A simple portal for tracking testing reports, bugs found and then mapping all this way back to features and releases. However JIRA and other such project management tools provide the features that are mentioned in this document but still this solution can come in handy for those who don't want an outside tool rather a quick dirty solution.
Note this is for a general solution overview and focusses more on data modelling. Any installation and setup related findings is homework for reader :)
- Testing Report
- Bugs
- Releases
- Features
- Test cases
- Environment
- Timeline of all testing that has happened till date
- Individual testing report
- Test cases, which cases map to which feature(s)
- Testing cycles for a specific release
- Bugs introduced in a release, mapped to which feature(s)
- Mongodb
- Mongodb Compass - mongodb dashboard tool
- Elasticsearch
- Kibana - elastic search dashboard tool
We use mongodb as database/storage for all the testing related metadata we have i.e. bugs, test cases, release versions, testing cycles. Exact modelling of data will come in later section. To manage mongodb as well as to have an interface to enter metadata/information in mongodb, we can use Mongodb Compass (a solution by mongodb itself).
Kibana has excellent dashboard functionality, it provides various chart types for every possible reporting type that one may need. So to facilitate Kibana we integrate ElasticSearch with Mongodb.
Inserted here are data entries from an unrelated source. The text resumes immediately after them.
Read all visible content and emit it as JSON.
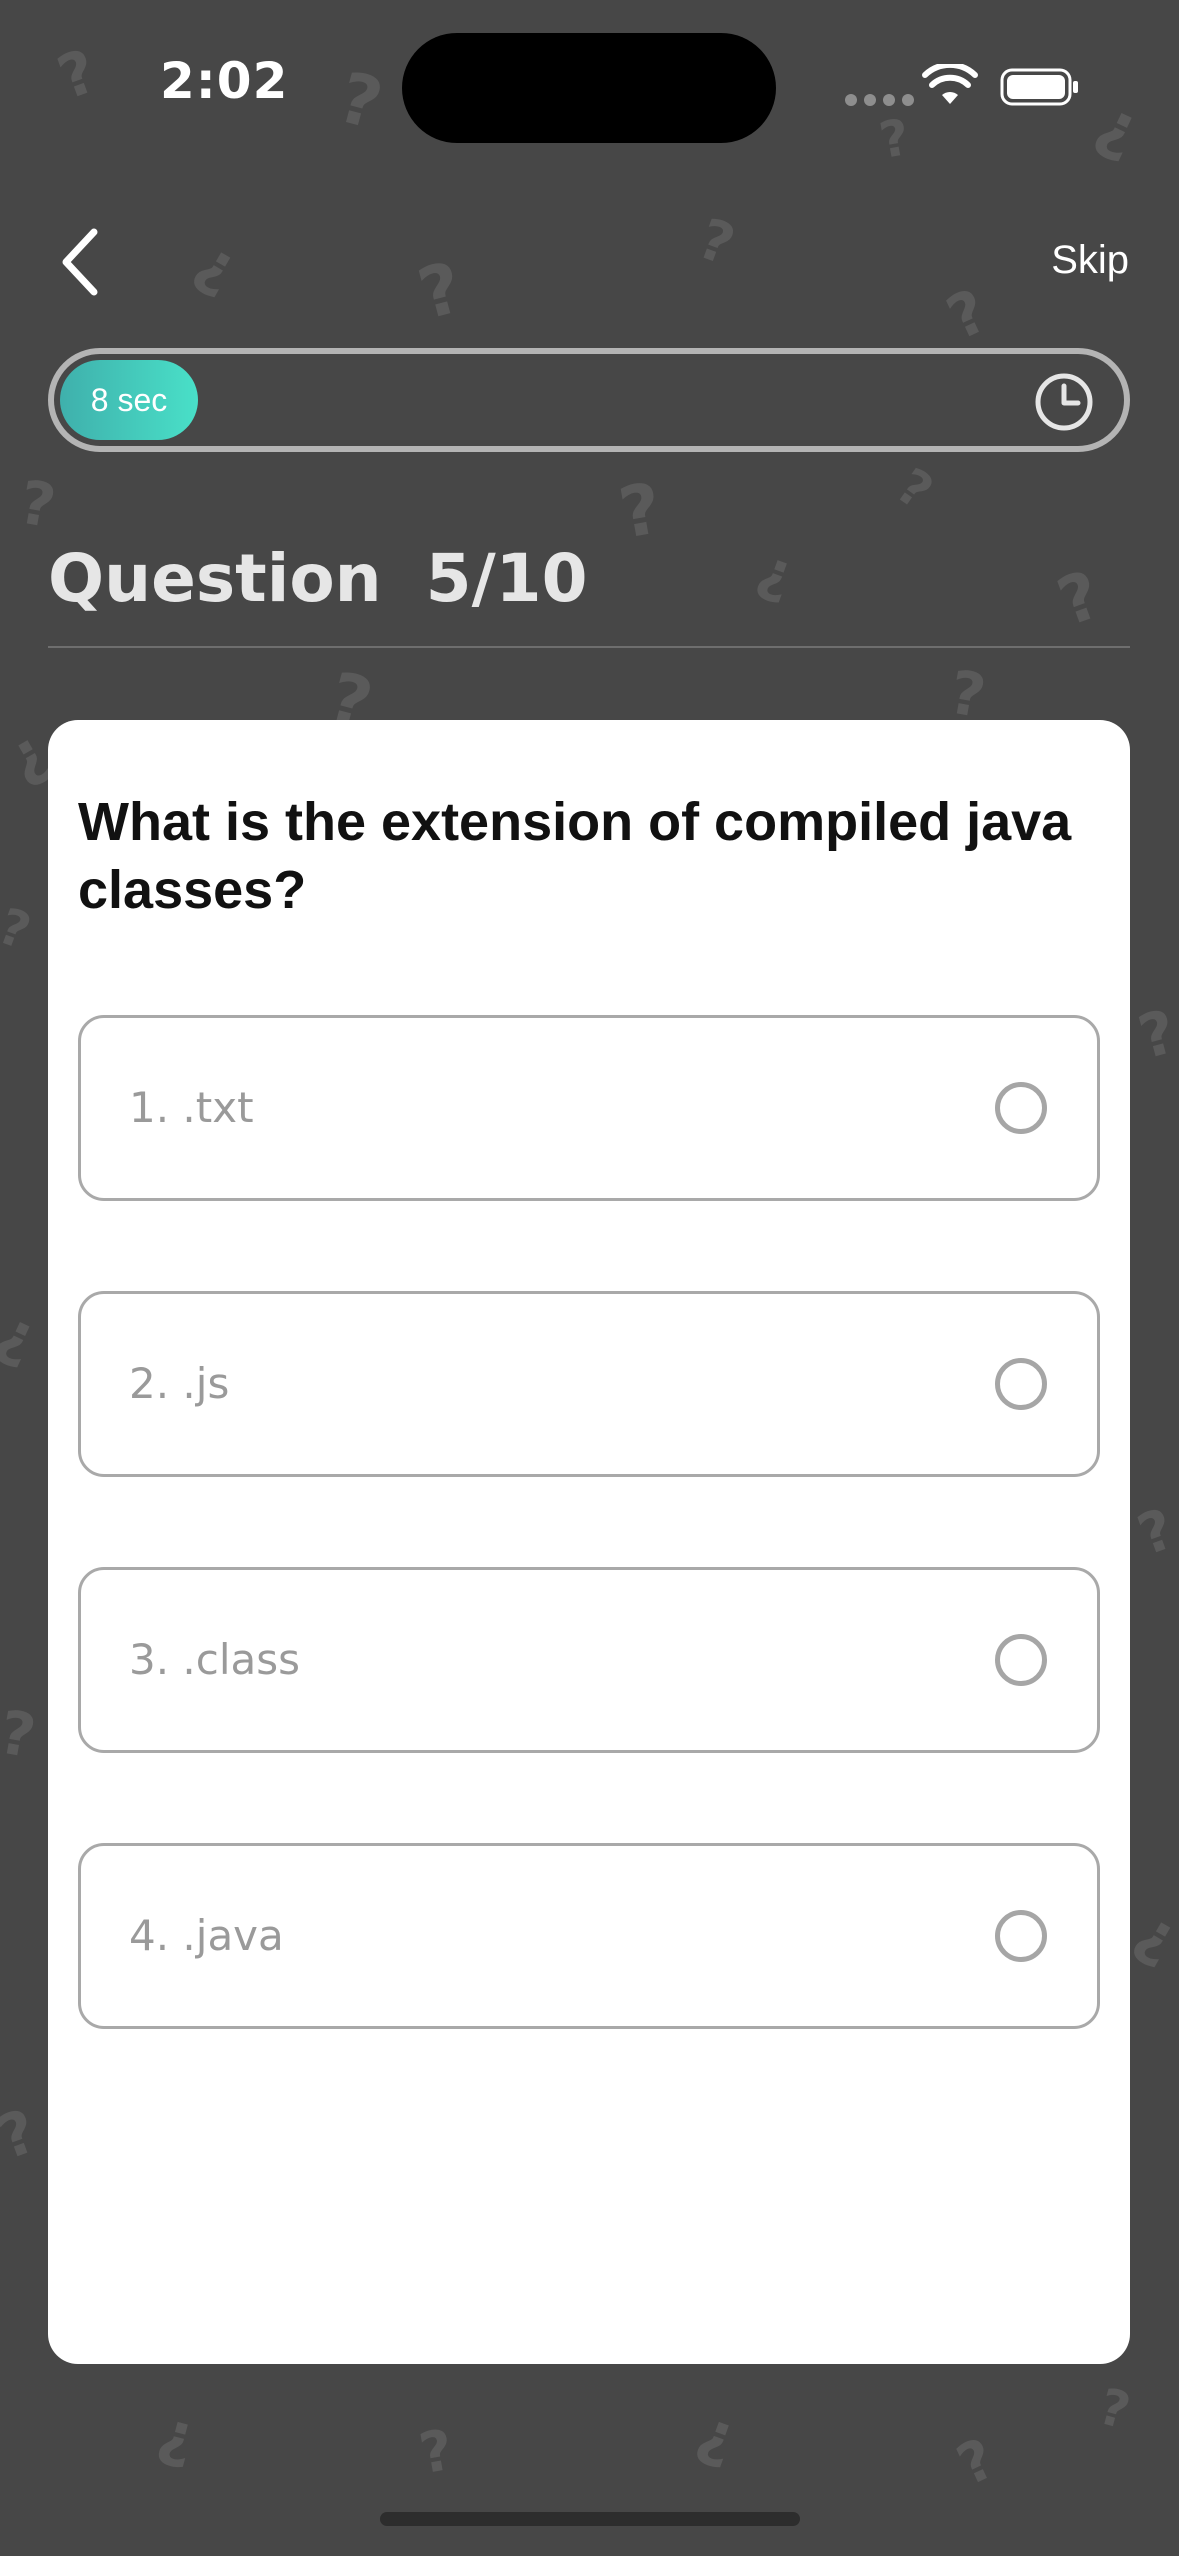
{
  "status_bar": {
    "time": "2:02"
  },
  "nav": {
    "back_icon": "chevron-left-icon",
    "skip_label": "Skip"
  },
  "timer": {
    "label": "8 sec",
    "remaining_fraction": 0.13,
    "icon": "clock-icon",
    "accent_start": "#3fb0ac",
    "accent_end": "#49e0c8"
  },
  "question_header": {
    "title": "Question",
    "counter": "5/10"
  },
  "question": {
    "text": "What is the extension of compiled java classes?",
    "options": [
      {
        "label": "1. .txt",
        "selected": false
      },
      {
        "label": "2. .js",
        "selected": false
      },
      {
        "label": "3. .class",
        "selected": false
      },
      {
        "label": "4. .java",
        "selected": false
      }
    ]
  },
  "colors": {
    "background": "#474747",
    "card": "#ffffff"
  }
}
Check out this post https://www.linkedin.com/pulse/5-way-sync-data-from-mongodb-es-kai-hao for integration. For me I used the river option (option 3) in the linked post, but as you may see that is now deprecated for 2.0x version. Once this integration is done, you can create custom dashboard in Kibana based on the data you have and voila!
Here I am hoping you have some basic knowledge of Mongodb or atleast understand how JSON works.
A testing report is basically number of testcases that passed and failed on a particular release deployed on a specific environment. This can be modelled as :
{
"id": "<uuid>",
"environment": "<string>",
"release": "<releaseId>",
"bugs": ["<bugId>", "<bugId>", "<bugId>", "<bugId>", "<bugId>"],
"result": {
"passed": ["<testCaseId>", "<testCaseId>", "<testCaseId>", "<testCaseId>"],
"failed": ["<testCaseId>", "<testCaseId>", "<testCaseId>", "<testCaseId>"]
},
"timestamp": "<date>"
}
Test case is just the description of the scenario that will be tested, expected outcome and feature to which it maps.
{
"id": "<uuid>",
"description": "<string>",
"expected": "<string>",
"features": ["<featureId>", "<featureId>", "<featureId>"],
"timestamp": "<date>"
}
Release is basically the latest stable working tag of software which has some new features and follows an increment style i.e. build upon last release.
{
"id": "<uuid>",
"tagVersion": "<string>",
"incrementedOn": "<releaseId>",
"features": [{
"id": "<uuid>",
"description": "<string>"
}, {
"id": "<uuid>",
"description": "<string>"
}, {
"id": "<uuid>",
"description": "<string>"
}],
"timestamp": "<date>"
}
Bug is an anamoly found in functionality of software during testing cycle. It maps to a feature and may or may not present in multiple releases.
{
"id": "<uuid>",
"introducedIn":"<releaseId>",
"presentIn": ["<releaseId>", "<releaseId>", "<releaseId>"],
"features": ["<featureId>", "<featureId>", "<featureId>"],
"timestamp": "<date>"
}
With the above explained data models and tools one can have a minimal testing portal up and running in just a day, all is left to prepare the metadata and feed it to mongodb.